Dans Partir un jour, Amélie Bonnin (à droite) a donné à Juliette Armanet (à gauche) le rôle d’une ex-gagnante de l’émission « Top Chef » qui revient aider ses parents dans leur restaurant familial. Crédit photo : Manou Milon
Dans Partir un jour, Amélie Bonnin (à droite) a donné à Juliette Armanet (à gauche) le rôle d’une ex-gagnante de l’émission « Top Chef » qui revient aider ses parents dans leur res­tau­rant familial. Crédit photo : Manou Milon

Retrouvez cet article dans la revue La Déferlante n°18 Éduquer, parue en mai 2025. Consultez le sommaire.

Un premier long métrage qui fait l’ouverture à Cannes : c’est inédit dans l’histoire du festival. Comment as-tu pris la nouvelle ?

C’était déjà com­plè­te­ment inattendu d’être sélec­tion­née, mais là, ça prend une autre dimension ! C’est l’occasion de rappeler que c’est un premier film, réalisé en toute humilité, avec ses défauts poten­tiels. Et je trouve ça « frais » d’ouvrir ainsi un festival qui voit souvent revenir les mêmes grosses pointures. J’y vois un message positif sur le côté vivant d’un cinéma qui se renouvelle.

Ce film est une adap­ta­tion de ton court métrage, mais les rôles de Bastien Bouillon et Juliette Armanet sont inversés : cette fois, le per­son­nage principal est une femme.

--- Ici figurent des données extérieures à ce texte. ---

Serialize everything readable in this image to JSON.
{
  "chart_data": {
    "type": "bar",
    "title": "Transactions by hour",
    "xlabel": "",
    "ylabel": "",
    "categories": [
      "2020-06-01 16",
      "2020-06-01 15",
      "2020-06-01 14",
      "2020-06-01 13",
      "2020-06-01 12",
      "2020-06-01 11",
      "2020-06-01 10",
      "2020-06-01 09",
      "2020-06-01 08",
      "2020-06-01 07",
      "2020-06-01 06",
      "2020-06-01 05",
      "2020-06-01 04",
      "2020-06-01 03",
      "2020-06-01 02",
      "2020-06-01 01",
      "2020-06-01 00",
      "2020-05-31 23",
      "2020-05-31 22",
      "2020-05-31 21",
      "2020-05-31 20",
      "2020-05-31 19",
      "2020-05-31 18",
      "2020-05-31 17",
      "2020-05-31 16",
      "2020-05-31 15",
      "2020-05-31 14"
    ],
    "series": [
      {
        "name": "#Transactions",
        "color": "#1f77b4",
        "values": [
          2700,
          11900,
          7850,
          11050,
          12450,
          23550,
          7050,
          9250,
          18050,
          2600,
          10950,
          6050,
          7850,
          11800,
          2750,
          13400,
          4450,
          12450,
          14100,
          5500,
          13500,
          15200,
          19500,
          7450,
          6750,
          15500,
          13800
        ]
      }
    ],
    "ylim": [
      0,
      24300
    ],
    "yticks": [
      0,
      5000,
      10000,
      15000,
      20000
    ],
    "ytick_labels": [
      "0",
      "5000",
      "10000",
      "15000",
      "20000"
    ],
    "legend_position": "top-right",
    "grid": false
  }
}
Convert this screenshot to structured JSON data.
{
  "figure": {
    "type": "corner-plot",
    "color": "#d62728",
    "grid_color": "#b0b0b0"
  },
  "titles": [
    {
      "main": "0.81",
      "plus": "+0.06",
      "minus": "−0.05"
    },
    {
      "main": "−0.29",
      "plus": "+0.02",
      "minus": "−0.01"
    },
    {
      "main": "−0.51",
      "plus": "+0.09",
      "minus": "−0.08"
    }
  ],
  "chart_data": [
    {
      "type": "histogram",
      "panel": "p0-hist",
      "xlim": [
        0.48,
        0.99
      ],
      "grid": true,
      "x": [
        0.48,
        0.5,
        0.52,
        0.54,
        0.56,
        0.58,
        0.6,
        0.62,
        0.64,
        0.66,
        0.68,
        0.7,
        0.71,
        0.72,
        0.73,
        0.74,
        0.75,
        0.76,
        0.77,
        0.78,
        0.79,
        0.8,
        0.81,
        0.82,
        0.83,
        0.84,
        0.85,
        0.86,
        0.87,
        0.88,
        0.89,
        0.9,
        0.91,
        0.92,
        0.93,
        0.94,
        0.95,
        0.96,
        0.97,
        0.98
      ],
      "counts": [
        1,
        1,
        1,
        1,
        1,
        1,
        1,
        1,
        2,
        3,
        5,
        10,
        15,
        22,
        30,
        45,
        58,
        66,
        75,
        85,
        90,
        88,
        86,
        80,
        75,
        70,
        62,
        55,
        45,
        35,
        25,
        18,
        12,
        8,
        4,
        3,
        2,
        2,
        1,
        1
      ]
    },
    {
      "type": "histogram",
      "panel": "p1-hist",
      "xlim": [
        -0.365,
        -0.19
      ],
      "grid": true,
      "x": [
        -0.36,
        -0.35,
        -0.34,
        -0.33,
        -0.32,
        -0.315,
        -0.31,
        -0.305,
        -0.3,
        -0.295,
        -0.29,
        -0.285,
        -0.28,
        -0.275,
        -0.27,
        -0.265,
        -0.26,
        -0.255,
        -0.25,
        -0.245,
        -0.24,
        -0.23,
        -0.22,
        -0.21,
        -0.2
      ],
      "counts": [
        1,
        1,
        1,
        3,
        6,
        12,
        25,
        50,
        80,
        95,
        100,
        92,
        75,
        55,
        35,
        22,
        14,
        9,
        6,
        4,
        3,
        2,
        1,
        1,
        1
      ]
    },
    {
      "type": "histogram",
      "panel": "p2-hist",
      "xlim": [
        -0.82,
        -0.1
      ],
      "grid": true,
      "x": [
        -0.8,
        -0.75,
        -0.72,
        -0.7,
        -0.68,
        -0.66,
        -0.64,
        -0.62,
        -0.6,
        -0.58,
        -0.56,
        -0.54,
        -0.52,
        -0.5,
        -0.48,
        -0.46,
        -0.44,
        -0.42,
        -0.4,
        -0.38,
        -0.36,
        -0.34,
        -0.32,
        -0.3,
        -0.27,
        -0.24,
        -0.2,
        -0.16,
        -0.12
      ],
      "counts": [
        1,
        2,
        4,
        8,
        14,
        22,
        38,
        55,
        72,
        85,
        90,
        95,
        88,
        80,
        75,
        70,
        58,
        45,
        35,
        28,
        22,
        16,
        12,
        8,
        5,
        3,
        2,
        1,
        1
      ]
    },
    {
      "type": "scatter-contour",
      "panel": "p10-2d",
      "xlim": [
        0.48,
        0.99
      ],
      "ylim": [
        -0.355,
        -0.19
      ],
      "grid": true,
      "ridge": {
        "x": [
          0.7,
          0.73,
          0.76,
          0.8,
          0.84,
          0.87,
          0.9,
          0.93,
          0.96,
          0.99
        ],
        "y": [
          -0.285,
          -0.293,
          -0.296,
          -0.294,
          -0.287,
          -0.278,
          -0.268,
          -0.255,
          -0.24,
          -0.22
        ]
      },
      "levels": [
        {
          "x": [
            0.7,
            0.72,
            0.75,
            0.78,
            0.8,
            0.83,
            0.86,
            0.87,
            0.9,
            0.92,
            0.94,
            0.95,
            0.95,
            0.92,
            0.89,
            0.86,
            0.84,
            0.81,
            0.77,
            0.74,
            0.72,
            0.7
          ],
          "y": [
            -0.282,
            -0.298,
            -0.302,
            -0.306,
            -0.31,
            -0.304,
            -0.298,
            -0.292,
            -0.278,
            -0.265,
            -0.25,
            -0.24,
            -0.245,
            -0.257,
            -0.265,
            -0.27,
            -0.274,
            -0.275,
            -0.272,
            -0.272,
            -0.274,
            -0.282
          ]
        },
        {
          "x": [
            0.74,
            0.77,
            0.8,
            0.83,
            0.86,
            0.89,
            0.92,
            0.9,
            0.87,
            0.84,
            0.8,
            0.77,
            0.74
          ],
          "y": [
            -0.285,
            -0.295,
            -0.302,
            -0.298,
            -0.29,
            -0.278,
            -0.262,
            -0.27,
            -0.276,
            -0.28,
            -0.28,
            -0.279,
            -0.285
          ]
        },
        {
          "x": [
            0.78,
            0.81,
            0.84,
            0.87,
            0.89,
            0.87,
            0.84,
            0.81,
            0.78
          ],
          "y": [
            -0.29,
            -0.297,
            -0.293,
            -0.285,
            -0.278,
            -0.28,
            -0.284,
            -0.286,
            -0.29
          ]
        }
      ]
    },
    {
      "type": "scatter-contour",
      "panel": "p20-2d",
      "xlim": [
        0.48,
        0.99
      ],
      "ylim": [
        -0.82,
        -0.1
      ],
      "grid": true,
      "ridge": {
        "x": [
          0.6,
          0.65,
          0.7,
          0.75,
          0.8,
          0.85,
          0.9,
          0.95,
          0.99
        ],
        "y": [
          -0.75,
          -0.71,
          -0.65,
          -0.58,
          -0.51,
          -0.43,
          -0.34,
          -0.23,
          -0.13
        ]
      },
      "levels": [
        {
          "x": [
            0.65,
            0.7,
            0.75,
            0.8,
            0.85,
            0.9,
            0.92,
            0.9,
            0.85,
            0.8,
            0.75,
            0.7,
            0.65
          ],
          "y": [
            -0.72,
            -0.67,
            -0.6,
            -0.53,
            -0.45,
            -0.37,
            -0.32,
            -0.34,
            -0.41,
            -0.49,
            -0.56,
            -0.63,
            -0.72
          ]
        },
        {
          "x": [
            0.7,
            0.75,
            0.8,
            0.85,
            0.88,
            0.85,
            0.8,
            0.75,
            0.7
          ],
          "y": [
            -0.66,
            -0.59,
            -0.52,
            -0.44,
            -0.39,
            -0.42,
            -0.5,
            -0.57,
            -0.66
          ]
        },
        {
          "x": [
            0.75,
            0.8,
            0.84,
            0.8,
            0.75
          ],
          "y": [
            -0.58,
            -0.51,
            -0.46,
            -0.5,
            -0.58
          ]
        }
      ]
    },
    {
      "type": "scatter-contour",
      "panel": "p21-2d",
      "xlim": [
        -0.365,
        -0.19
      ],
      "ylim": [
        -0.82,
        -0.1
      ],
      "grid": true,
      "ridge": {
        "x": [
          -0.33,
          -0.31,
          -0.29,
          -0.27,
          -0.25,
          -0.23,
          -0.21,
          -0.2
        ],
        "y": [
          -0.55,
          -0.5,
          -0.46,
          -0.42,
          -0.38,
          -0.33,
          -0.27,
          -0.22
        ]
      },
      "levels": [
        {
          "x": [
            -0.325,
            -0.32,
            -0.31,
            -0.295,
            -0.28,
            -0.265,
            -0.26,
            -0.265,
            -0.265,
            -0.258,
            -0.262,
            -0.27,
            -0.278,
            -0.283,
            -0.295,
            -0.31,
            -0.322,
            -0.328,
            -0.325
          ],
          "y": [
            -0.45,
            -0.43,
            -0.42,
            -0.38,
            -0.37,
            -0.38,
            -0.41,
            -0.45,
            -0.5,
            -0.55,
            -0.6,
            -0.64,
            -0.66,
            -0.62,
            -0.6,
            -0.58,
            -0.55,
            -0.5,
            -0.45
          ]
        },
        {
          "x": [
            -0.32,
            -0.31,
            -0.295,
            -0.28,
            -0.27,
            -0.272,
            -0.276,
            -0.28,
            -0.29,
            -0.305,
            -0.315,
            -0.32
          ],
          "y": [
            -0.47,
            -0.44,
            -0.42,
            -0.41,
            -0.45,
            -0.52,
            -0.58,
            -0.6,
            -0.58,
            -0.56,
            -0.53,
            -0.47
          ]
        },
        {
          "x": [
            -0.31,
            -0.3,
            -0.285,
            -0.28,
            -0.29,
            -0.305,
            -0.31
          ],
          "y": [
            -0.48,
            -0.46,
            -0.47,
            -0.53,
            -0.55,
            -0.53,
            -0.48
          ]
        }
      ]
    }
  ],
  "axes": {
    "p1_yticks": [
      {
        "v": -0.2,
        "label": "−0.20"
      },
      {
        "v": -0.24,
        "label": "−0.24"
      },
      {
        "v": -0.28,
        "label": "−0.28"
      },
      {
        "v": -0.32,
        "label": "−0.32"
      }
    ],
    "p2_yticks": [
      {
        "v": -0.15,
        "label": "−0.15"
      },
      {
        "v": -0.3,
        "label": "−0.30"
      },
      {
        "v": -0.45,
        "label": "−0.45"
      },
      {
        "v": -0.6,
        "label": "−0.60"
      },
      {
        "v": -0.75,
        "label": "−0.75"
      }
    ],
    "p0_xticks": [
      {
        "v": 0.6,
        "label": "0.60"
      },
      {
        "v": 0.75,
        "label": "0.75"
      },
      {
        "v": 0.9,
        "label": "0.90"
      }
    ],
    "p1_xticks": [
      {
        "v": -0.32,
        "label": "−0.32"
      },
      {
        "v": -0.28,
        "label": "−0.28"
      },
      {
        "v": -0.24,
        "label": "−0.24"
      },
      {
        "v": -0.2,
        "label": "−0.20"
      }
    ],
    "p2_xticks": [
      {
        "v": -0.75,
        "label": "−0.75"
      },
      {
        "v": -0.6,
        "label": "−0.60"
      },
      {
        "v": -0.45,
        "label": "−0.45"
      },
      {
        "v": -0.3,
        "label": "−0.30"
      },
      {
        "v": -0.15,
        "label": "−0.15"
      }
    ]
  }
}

Pourquoi ?

Ce qui est flippant, c’est qu’au moment d’écrire le rôle principal du court métrage, mon cos­cé­na­riste Dimitri Lucas et moi avons spon­ta­né­ment écrit un rôle d’homme, par habitude. Et quand on m’a demandé pourquoi, ça m’a sciée, car je n’avais pas intel­lec­tua­li­sé ce choix, alors même qu’en tant que femme je suis concernée et sen­si­bi­li­sée à ces enjeux de genre ! Donc je me suis dit que si j’avais un jour la chance d’en faire un long métrage, j’inverserais les rôles.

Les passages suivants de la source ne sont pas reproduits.